Achtenveertigste week (2-8 maart)
In het licht dat uit de wereld-hoogten
met macht wil stromen naar de ziel
moge verschijnen, ontwarrend zieleraadsels,
de zekerheid van het wereld-denken.
verzamelend zijn stralen-macht,
in mensenharten liefde wekken.
Negenenveertigste week (9-15 maart)
Ik voel de kracht van het wereld-zijn-
zo spreekt gedachte-helderheid,
indachtig eigen geestelijk groeien
in donkere wereldnachten,
en richt naar de nabije wereld-dag
hoopvolle innerlijke stralen.
Vijftigste week(16-22 maart)
Nu spreekt tot het mensen-ik,
zich machtig openbarend en
de krachten van zijn wezen vrijmakend,
de wordingslust van heel het zijn:
in jou mijn leven dragend
uit zijn betoverende ban,
bereik ik pas mijn ware doel.
Eenenvijftigste week, Lente-verwachting, (23-29 maart)

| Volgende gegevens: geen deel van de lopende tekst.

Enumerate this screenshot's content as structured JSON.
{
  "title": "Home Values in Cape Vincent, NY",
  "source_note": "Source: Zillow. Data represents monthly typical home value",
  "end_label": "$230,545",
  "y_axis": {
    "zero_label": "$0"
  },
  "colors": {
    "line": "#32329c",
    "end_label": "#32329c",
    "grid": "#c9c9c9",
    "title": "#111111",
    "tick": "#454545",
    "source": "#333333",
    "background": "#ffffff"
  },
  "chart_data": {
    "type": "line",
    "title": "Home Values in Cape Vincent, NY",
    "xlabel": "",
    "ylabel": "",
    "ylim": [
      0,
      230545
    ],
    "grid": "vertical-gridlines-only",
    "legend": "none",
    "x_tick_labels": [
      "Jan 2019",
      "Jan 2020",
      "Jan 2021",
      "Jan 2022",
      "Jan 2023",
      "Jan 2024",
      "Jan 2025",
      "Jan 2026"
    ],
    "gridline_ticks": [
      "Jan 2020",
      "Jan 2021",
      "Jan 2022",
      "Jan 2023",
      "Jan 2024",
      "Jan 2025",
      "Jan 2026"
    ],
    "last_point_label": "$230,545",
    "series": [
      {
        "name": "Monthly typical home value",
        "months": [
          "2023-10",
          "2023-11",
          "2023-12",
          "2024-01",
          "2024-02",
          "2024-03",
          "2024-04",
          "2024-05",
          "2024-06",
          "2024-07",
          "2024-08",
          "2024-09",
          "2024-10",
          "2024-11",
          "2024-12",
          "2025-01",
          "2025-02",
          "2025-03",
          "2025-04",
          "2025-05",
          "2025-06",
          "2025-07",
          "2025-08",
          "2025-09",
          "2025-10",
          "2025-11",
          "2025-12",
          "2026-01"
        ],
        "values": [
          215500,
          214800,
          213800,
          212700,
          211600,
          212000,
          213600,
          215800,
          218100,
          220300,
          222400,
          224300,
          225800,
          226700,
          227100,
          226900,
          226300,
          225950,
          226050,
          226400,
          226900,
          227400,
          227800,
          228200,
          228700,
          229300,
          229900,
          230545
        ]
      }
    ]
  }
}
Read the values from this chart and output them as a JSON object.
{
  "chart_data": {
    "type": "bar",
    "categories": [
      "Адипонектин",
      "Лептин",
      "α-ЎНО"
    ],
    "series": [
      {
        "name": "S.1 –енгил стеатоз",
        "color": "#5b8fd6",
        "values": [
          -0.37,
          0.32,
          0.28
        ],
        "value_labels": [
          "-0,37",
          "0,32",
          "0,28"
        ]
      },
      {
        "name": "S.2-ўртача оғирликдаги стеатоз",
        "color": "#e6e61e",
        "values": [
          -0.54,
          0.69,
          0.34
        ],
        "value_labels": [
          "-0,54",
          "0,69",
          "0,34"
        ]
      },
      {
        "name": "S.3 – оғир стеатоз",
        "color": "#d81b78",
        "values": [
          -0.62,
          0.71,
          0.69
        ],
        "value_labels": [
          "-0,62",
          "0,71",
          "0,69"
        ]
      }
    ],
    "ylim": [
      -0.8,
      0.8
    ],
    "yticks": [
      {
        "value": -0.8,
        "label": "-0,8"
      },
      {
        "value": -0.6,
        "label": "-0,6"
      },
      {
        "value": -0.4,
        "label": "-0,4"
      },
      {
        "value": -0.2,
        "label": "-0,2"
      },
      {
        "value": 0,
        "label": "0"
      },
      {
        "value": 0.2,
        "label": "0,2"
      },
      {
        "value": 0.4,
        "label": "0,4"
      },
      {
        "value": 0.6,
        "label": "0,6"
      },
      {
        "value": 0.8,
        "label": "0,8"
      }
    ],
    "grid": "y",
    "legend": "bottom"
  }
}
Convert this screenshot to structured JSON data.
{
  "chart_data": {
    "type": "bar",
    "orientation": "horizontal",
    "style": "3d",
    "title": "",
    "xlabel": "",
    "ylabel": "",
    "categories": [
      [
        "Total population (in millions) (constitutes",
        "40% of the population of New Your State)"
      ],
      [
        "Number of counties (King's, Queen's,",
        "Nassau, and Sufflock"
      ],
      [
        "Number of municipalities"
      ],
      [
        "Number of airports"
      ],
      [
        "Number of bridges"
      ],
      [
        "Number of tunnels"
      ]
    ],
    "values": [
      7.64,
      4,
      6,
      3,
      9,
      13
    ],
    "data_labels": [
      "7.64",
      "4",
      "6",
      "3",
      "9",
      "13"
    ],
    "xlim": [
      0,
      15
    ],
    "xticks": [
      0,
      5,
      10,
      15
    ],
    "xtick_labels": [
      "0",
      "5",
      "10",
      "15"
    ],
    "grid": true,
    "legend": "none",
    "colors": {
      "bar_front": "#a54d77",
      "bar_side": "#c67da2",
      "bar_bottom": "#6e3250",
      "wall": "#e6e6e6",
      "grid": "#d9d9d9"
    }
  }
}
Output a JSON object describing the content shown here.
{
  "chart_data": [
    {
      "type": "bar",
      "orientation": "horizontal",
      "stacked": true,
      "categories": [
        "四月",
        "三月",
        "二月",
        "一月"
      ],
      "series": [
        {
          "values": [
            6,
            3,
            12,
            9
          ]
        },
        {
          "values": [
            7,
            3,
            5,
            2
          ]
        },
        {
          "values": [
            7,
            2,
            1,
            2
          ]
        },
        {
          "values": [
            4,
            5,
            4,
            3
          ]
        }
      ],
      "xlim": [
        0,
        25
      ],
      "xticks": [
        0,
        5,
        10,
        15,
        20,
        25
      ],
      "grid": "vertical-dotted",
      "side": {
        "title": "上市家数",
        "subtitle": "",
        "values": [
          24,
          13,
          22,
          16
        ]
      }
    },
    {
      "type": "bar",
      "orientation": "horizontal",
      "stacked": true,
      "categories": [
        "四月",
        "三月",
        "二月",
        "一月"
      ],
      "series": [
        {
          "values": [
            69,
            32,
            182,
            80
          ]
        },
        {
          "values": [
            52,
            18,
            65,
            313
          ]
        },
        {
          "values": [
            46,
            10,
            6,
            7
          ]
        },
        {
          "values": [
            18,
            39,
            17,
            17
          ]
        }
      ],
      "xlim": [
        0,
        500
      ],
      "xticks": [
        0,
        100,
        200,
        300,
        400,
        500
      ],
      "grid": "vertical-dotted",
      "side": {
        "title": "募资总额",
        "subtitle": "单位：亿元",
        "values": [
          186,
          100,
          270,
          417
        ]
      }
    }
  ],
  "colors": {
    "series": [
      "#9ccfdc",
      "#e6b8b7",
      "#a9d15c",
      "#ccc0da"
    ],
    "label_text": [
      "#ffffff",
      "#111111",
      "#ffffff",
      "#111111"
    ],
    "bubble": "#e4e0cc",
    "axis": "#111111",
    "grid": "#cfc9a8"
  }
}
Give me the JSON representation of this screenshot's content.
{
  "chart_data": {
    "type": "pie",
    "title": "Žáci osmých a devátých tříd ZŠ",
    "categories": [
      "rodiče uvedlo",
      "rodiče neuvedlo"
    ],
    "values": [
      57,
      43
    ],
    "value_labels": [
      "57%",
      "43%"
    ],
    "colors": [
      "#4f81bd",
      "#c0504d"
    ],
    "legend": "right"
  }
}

Diep binnenin het mensenwezen
wordt zintuig-rijkdom uitgestrooid;
de wereldgeest, hij vindt zichzelf
in het spiegelbeeld van het mensenoog,
dat nu zijn kracht uit hem
opnieuw moet scheppen.
Tweeënvijftigste week
Wanneer uit zielediepten
de geest zich wendt tot het wereld-zijn
en schoonheid opwelt uit de ruimtewijdten,
dan trekt uit hemelverten
de levenskracht het mensenlichaam binnen,
en verenigt machtig werkend
het geesteswezen met het mensen-zijn.